Huawei, for its part, is going to try its luck with the Harmony OS operating system. In 2019, when the United States announced its sanctions against Huawei, the main result of this was to prevent Google from working with the Chinese manufacturer. As a result, the Mountain View company was no longer able to provide its license for manufacturers of Android smartphones to Huawei.
Also, many rumors had circulated about Harmony OS, which the Chinese manufacturer could use instead of Android on its smartphones, and instead of Windows on computers. Huawei subsequently formalized this operating system.
However, initially, Harmony OS was launched on other product categories. And the manufacturer's new smartphones were still running Android (but using the open source version without Google's services).
Has Huawei finally made up its mind?
This year, the Chinese manufacturer seems to have finally decided to compete with Android on smartphones with Harmony OS. Indeed, as reported by TechCrunch at its developer conference in China in Dongguan, Huawei will finally launch its operating system on smartphones in 2021.

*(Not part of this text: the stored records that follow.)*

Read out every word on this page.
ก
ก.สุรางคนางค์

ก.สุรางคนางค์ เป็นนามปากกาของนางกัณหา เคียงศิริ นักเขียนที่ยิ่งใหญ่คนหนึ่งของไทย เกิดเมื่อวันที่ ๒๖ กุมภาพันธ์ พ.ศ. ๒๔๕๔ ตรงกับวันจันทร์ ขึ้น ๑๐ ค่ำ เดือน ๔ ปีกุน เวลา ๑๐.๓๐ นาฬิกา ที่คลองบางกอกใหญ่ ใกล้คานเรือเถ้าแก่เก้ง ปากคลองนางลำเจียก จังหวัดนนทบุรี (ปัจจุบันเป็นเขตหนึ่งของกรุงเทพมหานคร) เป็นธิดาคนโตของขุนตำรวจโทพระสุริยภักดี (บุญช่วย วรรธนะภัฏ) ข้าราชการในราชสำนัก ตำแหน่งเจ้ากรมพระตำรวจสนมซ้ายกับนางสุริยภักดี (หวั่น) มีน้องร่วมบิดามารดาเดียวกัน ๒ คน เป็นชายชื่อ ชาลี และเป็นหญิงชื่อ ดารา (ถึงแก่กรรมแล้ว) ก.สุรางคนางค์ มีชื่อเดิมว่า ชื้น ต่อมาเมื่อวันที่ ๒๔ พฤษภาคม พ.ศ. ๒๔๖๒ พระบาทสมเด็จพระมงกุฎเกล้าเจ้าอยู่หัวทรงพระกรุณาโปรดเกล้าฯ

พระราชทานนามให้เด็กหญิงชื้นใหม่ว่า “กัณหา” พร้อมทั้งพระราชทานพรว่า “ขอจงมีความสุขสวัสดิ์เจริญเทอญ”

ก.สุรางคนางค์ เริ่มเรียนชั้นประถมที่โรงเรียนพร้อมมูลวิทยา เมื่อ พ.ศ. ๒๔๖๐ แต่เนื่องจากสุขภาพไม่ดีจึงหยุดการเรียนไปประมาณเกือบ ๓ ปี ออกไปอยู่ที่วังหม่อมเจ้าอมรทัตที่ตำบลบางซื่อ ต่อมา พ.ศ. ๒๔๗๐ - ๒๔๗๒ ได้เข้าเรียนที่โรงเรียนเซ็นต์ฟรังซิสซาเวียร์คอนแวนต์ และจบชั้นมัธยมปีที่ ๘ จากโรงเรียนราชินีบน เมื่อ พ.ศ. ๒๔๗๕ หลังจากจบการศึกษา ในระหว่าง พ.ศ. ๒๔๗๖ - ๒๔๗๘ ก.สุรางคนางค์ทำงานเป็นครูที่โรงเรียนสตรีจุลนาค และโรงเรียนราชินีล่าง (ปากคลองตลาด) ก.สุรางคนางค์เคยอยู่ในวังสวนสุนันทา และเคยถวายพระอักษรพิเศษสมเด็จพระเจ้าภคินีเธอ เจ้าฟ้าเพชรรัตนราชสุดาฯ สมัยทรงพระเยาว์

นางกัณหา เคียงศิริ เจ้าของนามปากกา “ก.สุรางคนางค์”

But of course, having an operating system up and running won't be enough. For it to be of interest to users, there will also need to be a strong ecosystem of applications. It is because of the lack of applications on their stores that other OS that tried to compete with Android and iOS failed.
And as TechCrunch notes, at the moment, Huawei still has a long way to go to have an ecosystem comparable to those of Android or iOS. Indeed, currently, Huawei Mobile Services, the equivalent of Google Mobile Services on the Chinese brand's smartphones, has only 96,000 applications, while Android and iOS have millions.
However, Huawei's determination, as well as its weight in the smartphone market, could make the difference. For example, Huawei has already launched a program that allows developers to be paid by offering their applications on HMS.
Huawei also has hardware issues
But right now, Huawei's real problem may not be the software, but rather the hardware. Although it was deprived of the license from Google, the manufacturer was still able to sell smartphones. And since Google's services are not used in China, its devices running the open-source version of Android continued to sell well in the Middle Kingdom.
By contrast, new US sanctions announced this year could complicate Huawei's situation. These are aimed at preventing non-US companies that use US equipment or technology from supplying Huawei.
And currently, Huawei is already facing a processor shortage as the company that supplied its Kirin processors is affected by these measures. In essence, this time around, it is the manufacturer's ability to manufacture smartphones that is threatened. In fact, a rumor suggests that Huawei's smartphone production in 2021 may be 74% lower than in 2020.